Другой фактор усиления карательного аппарата — социальный. В сталинскую эпоху лишние люди обращались в лагерную пыль, ныне их ждет превращение в пыль социальную. Прокуратура может на какое-то время остановить массовое увольнение рабочих, но социальная децимация повсеместна, касается и государственных структур, и корпораций, и медиа, и хайтека, и даже ВПК. С одной стороны, это ведет к еще большей консолидации и сплочению тех, кому повезет. А с другой — порождает страхи перед возможными социальными конфликтами. Страхи будут иметь более серьезные последствия, чем сами конфликты, — маловероятные, локальные и без особых результатов, как и в советские времена.
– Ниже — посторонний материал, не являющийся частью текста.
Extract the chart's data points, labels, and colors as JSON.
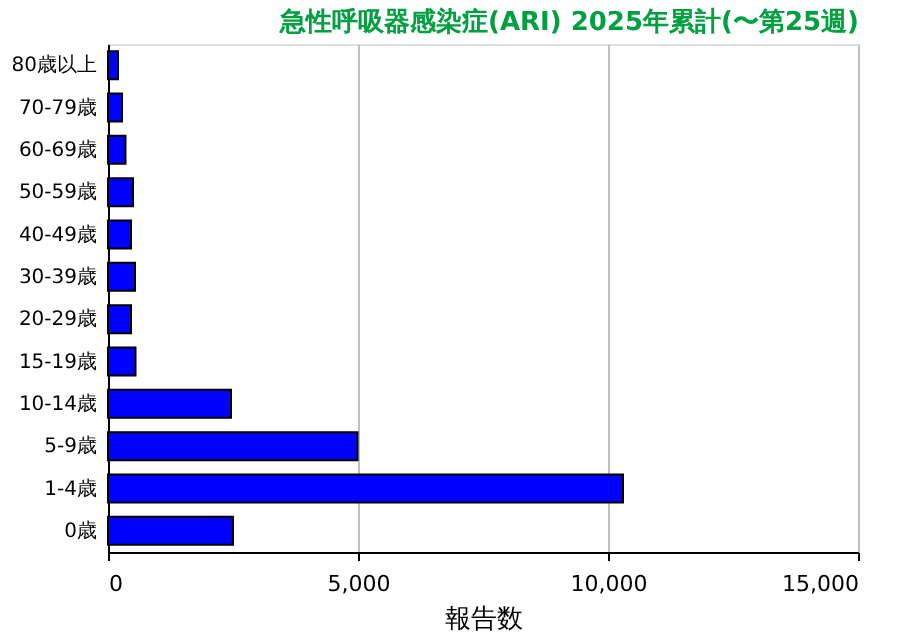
{
  "chart_data": {
    "type": "bar",
    "orientation": "horizontal",
    "title": "急性呼吸器感染症(ARI) 2025年累計(〜第25週)",
    "xlabel": "報告数",
    "categories": [
      "80歳以上",
      "70-79歳",
      "60-69歳",
      "50-59歳",
      "40-49歳",
      "30-39歳",
      "20-29歳",
      "15-19歳",
      "10-14歳",
      "5-9歳",
      "1-4歳",
      "0歳"
    ],
    "values": [
      200,
      280,
      350,
      500,
      460,
      540,
      460,
      550,
      2460,
      4990,
      10300,
      2500
    ],
    "color": "#0000ff",
    "xlim": [
      0,
      15000
    ],
    "xticks": [
      0,
      {
        "value": 5000,
        "label": "5,000"
      },
      {
        "value": 10000,
        "label": "10,000"
      },
      {
        "value": 15000,
        "label": "15,000"
      }
    ],
    "grid": "x"
  }
}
Все это, однако, связано с противопоставлением России миру. Но вторая часть базового противоречия — заимствование экономических практик — останется. Мерилом эффективности, разумеется, по-прежнему будет влияние этого заимствования на укрепление и усиление власти нынешней правящей элиты, точнее, той ее части, что возьмет верх.
В экономике эксперты рассматривают три сценария: два реальных и один фантастический. Первый реальный — сохранение ресурсного характера экономики с неизбежной стагнацией. Второй — мобилизационный, вплоть до автаркии и административно-карательной системы управления. Фантастический сценарий — либерализация и институциональные реформы.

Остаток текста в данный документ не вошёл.